At this point, we all have seen the short TV show Chernobyl; especially after the meme went viral on Aggieland about the close resemblance of some buildings on west campus with the ones in Ukraine, that hosted the nuclear plant that exploded 34 years ago. After the event, an 18-mile exclusion zone was created in order to avoid further death due to radiation poisoning. As well, in 2016 a giant steel containment shield was placed over reaction site of the Ukrainian nuclear plant to avoid further spread of caesium-137, strontium-90, americium-241, plutonium-238 and plutonium-239. While the World Health Organization estimates that 4000 people will eventually die as a result of the accident, there seems to be an interesting uprise of life happening on the area.

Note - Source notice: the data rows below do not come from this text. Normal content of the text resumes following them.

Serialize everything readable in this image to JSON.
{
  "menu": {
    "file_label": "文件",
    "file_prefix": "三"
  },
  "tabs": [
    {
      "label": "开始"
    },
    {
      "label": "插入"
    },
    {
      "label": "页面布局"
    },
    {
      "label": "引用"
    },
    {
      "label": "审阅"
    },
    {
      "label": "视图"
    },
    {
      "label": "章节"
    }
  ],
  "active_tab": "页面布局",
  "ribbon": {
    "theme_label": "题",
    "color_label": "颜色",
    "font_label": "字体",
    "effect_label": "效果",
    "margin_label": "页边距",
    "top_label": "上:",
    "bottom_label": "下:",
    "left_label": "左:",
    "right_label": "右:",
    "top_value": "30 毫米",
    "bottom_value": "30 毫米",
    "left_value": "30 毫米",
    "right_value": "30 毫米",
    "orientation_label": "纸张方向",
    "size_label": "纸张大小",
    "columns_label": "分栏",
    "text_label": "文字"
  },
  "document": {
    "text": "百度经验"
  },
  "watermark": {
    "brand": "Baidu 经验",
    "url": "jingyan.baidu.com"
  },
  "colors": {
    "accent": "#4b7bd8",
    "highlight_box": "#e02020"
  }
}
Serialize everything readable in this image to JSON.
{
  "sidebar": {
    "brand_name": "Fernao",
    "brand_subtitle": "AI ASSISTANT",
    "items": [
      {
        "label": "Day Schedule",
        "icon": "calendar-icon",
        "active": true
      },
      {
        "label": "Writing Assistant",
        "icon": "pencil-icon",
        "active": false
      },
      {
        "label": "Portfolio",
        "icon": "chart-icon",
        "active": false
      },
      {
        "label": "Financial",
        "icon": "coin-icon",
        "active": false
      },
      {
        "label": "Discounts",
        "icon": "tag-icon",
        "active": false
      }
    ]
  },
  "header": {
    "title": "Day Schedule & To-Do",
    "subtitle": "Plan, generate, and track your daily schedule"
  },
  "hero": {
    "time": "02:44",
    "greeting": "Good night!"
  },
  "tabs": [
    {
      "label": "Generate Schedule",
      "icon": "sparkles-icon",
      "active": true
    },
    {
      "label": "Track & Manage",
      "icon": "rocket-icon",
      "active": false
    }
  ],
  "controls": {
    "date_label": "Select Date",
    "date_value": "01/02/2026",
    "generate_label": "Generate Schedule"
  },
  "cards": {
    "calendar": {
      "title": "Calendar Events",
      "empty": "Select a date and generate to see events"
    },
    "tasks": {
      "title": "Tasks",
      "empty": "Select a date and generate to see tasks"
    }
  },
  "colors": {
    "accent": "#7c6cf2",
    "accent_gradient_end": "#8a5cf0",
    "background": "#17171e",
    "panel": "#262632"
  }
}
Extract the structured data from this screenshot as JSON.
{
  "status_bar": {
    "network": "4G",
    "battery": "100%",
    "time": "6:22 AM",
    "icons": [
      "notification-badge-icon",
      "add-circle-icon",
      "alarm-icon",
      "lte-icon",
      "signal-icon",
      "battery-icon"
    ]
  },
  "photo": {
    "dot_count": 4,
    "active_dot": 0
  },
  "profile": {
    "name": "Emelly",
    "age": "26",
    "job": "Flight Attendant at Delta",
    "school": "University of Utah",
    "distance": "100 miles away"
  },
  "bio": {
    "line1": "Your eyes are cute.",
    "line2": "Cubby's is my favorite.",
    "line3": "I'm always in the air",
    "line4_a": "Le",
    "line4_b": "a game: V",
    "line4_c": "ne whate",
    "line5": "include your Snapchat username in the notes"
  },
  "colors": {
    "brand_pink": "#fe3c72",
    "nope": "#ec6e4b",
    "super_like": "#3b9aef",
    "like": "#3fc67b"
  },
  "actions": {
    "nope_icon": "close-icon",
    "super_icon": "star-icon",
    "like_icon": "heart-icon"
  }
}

Bison, lynxes, foxes, brown bears and boars have been observed in this exclusion zone “natural habitat”. Apparently, recent scientific studies published on Scientific Reports hypothesize that wildlife has been able to adapt to this new environment and tend to live on less radioactive areas on the exclusion zone. Part of this adaptation may be seen on frogs, as Ukrainian locals reveal that Chernobyl frogs have darker pigments, and therefore may have more protection to radioactive radicals, than those outside of the nuclear plant realms. But there are other interesting beings making their way back to the old town of Pripyat. Thousands of tourists are now able to visit the least radioactive areas inside the exclusion zone. Furthermore, close to the old nuclear site, a new power plant has been opened to start generating clean power. By using solar panels, this 21st century site is able to generate enough electricity for 2000 apartments.
While I do not imagine Pripyat to become the “hottest” real state market anytime soon, it is good to see that even after one of the biggest man-made screw ups of all time, life finds its way.